Depois de assitir o fillme e ler o livro, finalmente enxerguei um porque de existir esta rixa boba entre filme x livro. Em geral há um tendência de se afirmar que o livro é melhor, pois se aprofunda mais na história ou talvez porque quem fala isso se vanglorie do fato de ser um leitor, uma pessoa culta, então dizer que o livro é melhor não seja nada mais que se enaltecer pelo fato de ser cabeçudo. Mas o que há mesmo no livro e que não há no filme é o espaço para a reflexão durante a história. Num filme, a menos que você seja uma pessoa com hábitos muito esquisitos, não se pausa a história para pensar e refletir sobre a cena que acabou de passar. Filme é entretenimento, é sentar na cadeira por duas horas para ser envolvido por uma história contada através de imagens. Já no livro isso não ocorre. Uma mudança de capítulo pode vir acompanhado de uma pausa para ir ao banheiro, um cochilo, a história talvez seja continuada apenas na próxima viagem no metrô ou qualquer outro lugar aonde seja confortável a leitura. E as vezes o que se lê pede um momento de reflexão. A interação com a história é completamente diferente. No livro somos mais facilmente convidados a refletir sobre o que está acontecendo naquele enredo e o fato de não haver imagens em sequência ativa a sua imaginação a criar os cenários que ali são descritos. Isto é completamente diferente do filme, aonde os cenários e a escolha dos takes/ângulos das cenas são determinados pelo diretor da história, e o que se assiste é a visão do realizador sobre aquela história. Não que isso diminua o filme ante ao livro. De forma alguma. Aliás se o diretor for bom, a probabilidade do filme ser bom aumenta exponencialmente. Agora reflexão no filme, só quando terminado mesmo, porém aí a história já foi contada sob uma ótica e seus sentimentos em relação aquela história já será influenciada em alguma medida.

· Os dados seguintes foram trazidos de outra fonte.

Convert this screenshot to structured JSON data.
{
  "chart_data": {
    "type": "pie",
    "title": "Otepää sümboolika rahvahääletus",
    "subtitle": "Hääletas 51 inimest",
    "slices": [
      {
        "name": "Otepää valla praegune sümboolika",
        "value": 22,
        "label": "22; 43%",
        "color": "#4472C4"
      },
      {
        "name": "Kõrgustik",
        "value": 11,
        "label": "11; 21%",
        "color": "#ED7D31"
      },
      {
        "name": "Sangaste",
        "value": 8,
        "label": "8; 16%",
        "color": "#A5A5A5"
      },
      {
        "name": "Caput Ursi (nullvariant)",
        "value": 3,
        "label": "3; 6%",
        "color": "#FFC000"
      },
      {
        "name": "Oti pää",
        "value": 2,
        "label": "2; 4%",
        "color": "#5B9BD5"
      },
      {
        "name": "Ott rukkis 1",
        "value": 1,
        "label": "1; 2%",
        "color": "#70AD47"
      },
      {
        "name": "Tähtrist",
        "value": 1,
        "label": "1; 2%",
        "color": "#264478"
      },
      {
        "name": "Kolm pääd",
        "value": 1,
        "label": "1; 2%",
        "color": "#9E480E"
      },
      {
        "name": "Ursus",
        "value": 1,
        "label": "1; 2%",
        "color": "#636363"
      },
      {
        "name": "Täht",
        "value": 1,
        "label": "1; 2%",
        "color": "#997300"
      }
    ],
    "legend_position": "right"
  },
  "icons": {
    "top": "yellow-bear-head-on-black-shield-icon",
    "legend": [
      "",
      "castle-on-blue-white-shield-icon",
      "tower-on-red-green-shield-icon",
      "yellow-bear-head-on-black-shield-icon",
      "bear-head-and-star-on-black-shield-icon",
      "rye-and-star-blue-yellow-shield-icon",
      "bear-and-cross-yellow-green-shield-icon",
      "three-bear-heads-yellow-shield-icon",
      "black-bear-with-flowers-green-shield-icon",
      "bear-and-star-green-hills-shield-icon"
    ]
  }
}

Outra ponto que é melhor sentido lendo um livro é a passagem de tempo. Como no filme a história é espremida naquelas duas horas, passagens de tempo (dias, semanas, meses) são muito elipsadas e isso as vezes pode comprometer o entendimento da história. Ainda acho que um bom diretor tem a obrigação de resolver isso no seu filme, mas é um ponto delicado e que não deve ser relegado a segundo plano. Passagens de tempo num livro são melhor entendidas, mesmo porquê nossa leitura também tem um tempo próprio. Como mencionei antes, normalmente a leitura do livro é fragmentada. A leitura de um livro pode durar semanas...e de certa forma isso contribui para absorver melhor a passagem do tempo na história.
Voltando ao exemplo de A Rede Social, a impressão que tive ao terminar o livro é de que talvez o Zuckerberg não tenha sido tão puto assim. Justamente por ter uma compreensão melhor da passagem do tempo no livro. Da evolução da história acontecer em semanas e meses, e não entre takes e cortes.
Mas como comecei dizendo, são meios diferentes, com objetivos diferentes.